Mieko Okubo ,the daughter in-law of Fumio Okubo who hanged him self at age 102

The Fukushima District Court ordered Tokyo Electric Power Company Holdings Inc., the operator of the crippled Fukushima No. 1 nuclear power plant, to pay compensation, recognizing the relationship between the suicide of Fumio Okubo and the nuclear disaster.

Three of Okubo’s family members had sought a total of ¥60 million from the utility known as Tepco. The man, who had never lived outside of his hometown of Iitate, was found to have hanged himself in his room on April 12, 2011, a day after learning the government was set to issue an evacuation order for the village.

After a magnitude 9.0 earthquake and subsequent tsunami struck the Fukushima nuclear complex on March 11, 2011, the plant suffered multiple meltdowns, becoming the world’s worst nuclear catastrophe since the 1986 Chernobyl disaster and prompting the government to instruct neighboring residents to evacuate.

The village of Iitate, located about 30 kilometers northwest of the plant, was designated as an evacuation zone on April 22, 2011. The order was lifted in most parts of the village in March last year as decontamination work has helped lower the level of radioactive contamination there.

Presiding Judge Hideki Kanazawa said Okubo “suffered unbearable pain as he was highly likely to die without being able to return home” if he had been evacuated, referring to his advanced age.

In similar lawsuits in 2014 and 2015, Tepco was also ordered to pay compensation by the Fukushima court over suicides linked to the nuclear disaster.
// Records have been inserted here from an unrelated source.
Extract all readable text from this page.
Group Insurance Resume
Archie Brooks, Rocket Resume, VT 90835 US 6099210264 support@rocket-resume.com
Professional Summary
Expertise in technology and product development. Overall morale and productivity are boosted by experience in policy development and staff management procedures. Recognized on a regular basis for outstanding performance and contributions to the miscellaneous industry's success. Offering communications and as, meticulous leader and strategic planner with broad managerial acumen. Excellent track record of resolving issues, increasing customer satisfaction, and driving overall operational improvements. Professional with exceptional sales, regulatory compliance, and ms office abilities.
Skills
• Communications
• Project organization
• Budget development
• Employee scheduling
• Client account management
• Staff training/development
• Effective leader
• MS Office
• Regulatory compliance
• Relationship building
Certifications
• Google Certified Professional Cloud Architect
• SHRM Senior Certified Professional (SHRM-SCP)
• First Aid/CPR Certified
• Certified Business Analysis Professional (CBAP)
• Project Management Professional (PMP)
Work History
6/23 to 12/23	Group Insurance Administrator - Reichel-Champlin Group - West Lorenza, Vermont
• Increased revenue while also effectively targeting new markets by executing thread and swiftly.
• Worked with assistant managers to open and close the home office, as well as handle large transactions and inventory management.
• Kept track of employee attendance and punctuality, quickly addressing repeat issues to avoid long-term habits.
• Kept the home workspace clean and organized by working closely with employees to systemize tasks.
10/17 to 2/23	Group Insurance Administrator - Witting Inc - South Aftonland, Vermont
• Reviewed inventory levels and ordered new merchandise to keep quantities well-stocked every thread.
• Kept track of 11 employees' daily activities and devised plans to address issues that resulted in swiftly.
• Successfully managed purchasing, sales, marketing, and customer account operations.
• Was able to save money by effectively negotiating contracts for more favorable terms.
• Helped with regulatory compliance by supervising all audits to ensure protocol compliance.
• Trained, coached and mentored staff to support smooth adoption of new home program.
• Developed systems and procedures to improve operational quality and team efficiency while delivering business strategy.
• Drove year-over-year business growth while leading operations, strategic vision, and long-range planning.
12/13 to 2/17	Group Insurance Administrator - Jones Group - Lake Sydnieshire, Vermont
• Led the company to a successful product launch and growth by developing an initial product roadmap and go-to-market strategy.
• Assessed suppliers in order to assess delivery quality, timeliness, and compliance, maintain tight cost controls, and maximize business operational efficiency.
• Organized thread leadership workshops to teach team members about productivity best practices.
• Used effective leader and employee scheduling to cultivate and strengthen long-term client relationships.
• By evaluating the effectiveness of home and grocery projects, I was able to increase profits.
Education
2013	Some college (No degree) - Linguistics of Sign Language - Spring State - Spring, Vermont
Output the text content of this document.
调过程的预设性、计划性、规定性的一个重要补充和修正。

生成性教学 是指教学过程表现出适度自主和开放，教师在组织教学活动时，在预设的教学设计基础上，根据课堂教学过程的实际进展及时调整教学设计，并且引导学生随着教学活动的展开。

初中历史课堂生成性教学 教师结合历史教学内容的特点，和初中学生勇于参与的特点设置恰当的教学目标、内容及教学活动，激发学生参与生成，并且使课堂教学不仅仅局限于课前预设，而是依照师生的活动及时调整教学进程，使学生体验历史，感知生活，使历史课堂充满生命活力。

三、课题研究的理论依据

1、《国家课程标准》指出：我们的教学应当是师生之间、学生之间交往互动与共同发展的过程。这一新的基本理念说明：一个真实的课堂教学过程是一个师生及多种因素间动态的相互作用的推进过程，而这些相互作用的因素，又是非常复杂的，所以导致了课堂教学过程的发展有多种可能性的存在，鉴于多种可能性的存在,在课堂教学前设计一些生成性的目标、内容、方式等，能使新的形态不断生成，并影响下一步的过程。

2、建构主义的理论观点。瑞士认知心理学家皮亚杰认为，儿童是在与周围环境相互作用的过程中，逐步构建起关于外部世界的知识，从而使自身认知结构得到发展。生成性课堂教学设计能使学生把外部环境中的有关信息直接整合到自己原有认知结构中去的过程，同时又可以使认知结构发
According to the lawsuit in the latest case, Okubo learned of the impending evacuation order through a television news program on April 11, 2011, and told his daughter-in-law Mieko, 65, “I don’t want to evacuate.” He sat in front of the TV for two hours and also said, “I think I have lived a bit too long.”

The plaintiffs argued that Okubo had lived his whole life in Iitate and suffered mental anguish trying to imagine his life as an evacuee.

Tepco denied a causal relationship between Okubo’s suicide and the nuclear disaster and claimed that even if there was some kind of connection, his poor health condition might have affected his decision to take his own life.

Born into a farmer’s family in the village, Okubo became a farm worker soon after leaving elementary school. He kept cattle and horses, cultivated land, grew leaf tobacco and bred silkworms.

“For grandpa, the evacuation order was the same as being told to ‘die,’ ” Mieko Okubo said. After the ruling was handed down, she told reporters, “We won (the compensation) due to everyone’s support. I will go to grandpa’s grave to report” on the court decision.